Fidelis wants to raise its capital now and get launched so as to build relationships and a track record to be ready for any turn in the market, as well as to benefit from market share that becomes available due to consolidation trends.

It will target underwriting primary insurance, specialty insurance and reinsurance and quota share business, where it feels the pricing has been under less pressure and it has significant management experience. Lines of business will likely feature energy and marine, property risks, aviation, political risks and terrorism, as well as whole account quota share business. It will also seek to take advantage of low reinsurance pricing in order to protect its own portfolio at attractive pricing.

In a soft underwriting market, as we see today, Fidelis will add more risk on the investment side allocating to hedge fund strategies. When the re/insurance market turns it will use its dynamic investment allocation model to dial back the risk and shift assets into safer classes such as fixed income.

This model puts Fidelis between the traditional re/insurers and the hedge fund re/insurers, but with the ability to move closer to one group or the other, to adjust strategy, depending on the market conditions at the time.

Interestingly the pitch book shows that Fidelis expects to work with asset and hedge fund managers such as Blackrock, York Capital, Orange, Omega, Seminole and Crabel Capital. Of those managers Crabel already has its own reinsurance vehicle, while Blackrock is of course working with ACE on ABR Re.

For the others, working with Fidelis Insurance Holdings will provide them with a route to benefit from insurance premium float as a source of new capital, an attractive opportunity, which should make signing up new asset managers an easier job for Fidelis.

Leveraging Goldman Sachs AIMS platform will provide important asset management considerations such as risk monitoring and due diligence. While Fidelis expects to be able to negotiate preferential fees with asset managers, who will no doubt be keen to work with the re/insurer.

Fidelis has already identified a CEO for both its UK and Bermuda operations, according to the pitch book, although these remain unnamed. Brindle himself will be the Chief Underwriting Officer for the insurance and reinsurance group.

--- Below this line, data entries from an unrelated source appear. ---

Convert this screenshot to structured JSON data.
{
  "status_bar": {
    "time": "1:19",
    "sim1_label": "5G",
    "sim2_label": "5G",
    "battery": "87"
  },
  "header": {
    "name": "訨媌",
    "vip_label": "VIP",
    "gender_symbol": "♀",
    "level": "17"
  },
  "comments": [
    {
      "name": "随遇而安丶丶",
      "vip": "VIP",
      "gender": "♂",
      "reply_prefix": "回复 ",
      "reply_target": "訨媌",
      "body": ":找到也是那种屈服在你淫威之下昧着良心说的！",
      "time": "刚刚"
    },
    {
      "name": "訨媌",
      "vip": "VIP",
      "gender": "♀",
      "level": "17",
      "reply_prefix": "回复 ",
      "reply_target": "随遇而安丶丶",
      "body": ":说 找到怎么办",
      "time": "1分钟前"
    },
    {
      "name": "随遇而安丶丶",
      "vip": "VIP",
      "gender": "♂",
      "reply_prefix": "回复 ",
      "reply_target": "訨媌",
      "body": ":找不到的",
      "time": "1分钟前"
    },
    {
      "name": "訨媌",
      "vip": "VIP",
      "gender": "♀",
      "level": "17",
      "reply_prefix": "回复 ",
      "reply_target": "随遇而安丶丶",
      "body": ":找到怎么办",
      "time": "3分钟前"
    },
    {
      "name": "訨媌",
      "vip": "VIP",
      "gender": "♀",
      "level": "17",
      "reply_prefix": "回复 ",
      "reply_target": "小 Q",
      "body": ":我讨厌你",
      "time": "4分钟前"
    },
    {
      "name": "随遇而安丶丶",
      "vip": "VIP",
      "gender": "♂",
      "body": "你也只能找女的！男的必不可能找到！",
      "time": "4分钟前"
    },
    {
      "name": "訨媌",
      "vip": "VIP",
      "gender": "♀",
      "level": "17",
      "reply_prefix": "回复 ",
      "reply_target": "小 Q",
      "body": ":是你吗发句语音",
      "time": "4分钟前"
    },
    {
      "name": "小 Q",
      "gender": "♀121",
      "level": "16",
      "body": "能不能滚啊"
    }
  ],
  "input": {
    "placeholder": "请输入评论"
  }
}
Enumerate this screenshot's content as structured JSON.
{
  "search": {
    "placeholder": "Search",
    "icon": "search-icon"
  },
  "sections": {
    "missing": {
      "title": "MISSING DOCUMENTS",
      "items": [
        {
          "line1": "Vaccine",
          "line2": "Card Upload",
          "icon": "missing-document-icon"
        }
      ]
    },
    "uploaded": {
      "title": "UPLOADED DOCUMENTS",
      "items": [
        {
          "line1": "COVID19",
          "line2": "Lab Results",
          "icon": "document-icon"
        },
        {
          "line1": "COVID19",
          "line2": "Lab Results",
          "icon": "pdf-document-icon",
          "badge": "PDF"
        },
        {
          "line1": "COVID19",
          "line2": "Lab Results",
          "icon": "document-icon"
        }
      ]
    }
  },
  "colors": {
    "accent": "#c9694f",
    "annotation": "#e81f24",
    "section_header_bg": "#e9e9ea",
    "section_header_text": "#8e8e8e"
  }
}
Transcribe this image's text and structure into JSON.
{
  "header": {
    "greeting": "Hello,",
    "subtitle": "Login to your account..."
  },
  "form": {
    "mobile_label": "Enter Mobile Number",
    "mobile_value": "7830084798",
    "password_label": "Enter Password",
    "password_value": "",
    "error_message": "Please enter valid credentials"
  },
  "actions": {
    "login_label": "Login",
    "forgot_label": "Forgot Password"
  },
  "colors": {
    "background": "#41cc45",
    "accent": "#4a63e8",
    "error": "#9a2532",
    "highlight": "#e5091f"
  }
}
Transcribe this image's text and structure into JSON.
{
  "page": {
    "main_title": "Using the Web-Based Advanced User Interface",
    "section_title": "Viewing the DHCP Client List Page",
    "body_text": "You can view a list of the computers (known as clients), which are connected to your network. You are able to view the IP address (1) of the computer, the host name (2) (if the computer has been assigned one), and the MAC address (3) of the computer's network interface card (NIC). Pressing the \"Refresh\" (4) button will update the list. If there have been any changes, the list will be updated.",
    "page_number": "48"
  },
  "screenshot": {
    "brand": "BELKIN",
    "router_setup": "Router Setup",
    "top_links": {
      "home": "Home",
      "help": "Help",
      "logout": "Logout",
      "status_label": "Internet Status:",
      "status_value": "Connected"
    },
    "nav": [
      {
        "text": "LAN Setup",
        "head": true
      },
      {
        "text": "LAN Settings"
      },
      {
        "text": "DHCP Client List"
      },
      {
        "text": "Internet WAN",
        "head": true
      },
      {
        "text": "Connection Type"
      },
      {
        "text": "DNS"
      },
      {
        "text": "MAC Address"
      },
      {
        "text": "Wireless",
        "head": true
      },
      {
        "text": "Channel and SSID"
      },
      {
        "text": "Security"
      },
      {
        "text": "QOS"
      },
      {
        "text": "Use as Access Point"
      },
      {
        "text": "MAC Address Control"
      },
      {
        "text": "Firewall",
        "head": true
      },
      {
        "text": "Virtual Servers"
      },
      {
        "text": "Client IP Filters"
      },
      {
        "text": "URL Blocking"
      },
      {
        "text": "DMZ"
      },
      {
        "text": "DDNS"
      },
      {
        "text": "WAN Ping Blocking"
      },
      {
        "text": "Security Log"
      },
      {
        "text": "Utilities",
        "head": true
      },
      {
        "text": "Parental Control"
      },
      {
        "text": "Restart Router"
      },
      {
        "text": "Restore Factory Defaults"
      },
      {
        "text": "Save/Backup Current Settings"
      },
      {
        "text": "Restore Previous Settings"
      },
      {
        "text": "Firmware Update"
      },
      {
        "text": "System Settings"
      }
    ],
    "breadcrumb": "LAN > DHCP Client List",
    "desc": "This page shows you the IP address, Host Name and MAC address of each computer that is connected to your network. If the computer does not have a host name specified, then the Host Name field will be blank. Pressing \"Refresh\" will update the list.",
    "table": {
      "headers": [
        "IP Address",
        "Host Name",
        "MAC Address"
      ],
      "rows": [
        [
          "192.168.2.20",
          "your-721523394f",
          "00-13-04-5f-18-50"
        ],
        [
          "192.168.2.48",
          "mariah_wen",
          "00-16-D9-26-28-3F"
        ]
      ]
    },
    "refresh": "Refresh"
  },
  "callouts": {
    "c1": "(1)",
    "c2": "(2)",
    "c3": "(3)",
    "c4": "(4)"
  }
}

No doubt Fidelis Insurance Holdings will generate a lot of buzz as it nears its launch. With the capital raise underway its assumed that Fidelis will target getting up and running maybe as quickly as the mid-year renewals, in fact the pitch book explains that getting up and running as soon as possible is the target.

Fidelis could be a disruptive force in the insurance and reinsurance market if it chooses to leverage its flexible and dynamic asset strategy in order to lower its overall cost of underwriting capital. That could give it an edge over others, as well as boosting the total return to its investors.

The re/insurer will not be immune to market forces though and the fact that insurance-linked securities (ILS) and other investors are increasingly targeting specialty risks will not have gone unnoticed by the founders. As that trend increases, the chances of the specialty re/insurance market remaining softer increases with it.

But that is where the total return strategy and ability to increase the risk and return on the asset side, almost on demand, will seek to ensure that Fidelis remains a strong performer for its shareholders and seed investors.

As hybrid business models continue to emerge in insurance and reinsurance it is also set to ramp up the pressure on incumbents. Start-ups like Fidelis Insurance could disrupt a number of legacy players, as it grows into the specialty underwriting space, especially if the asset side becomes a tool it chooses to wield to lower its cost of capital and increase its competitiveness.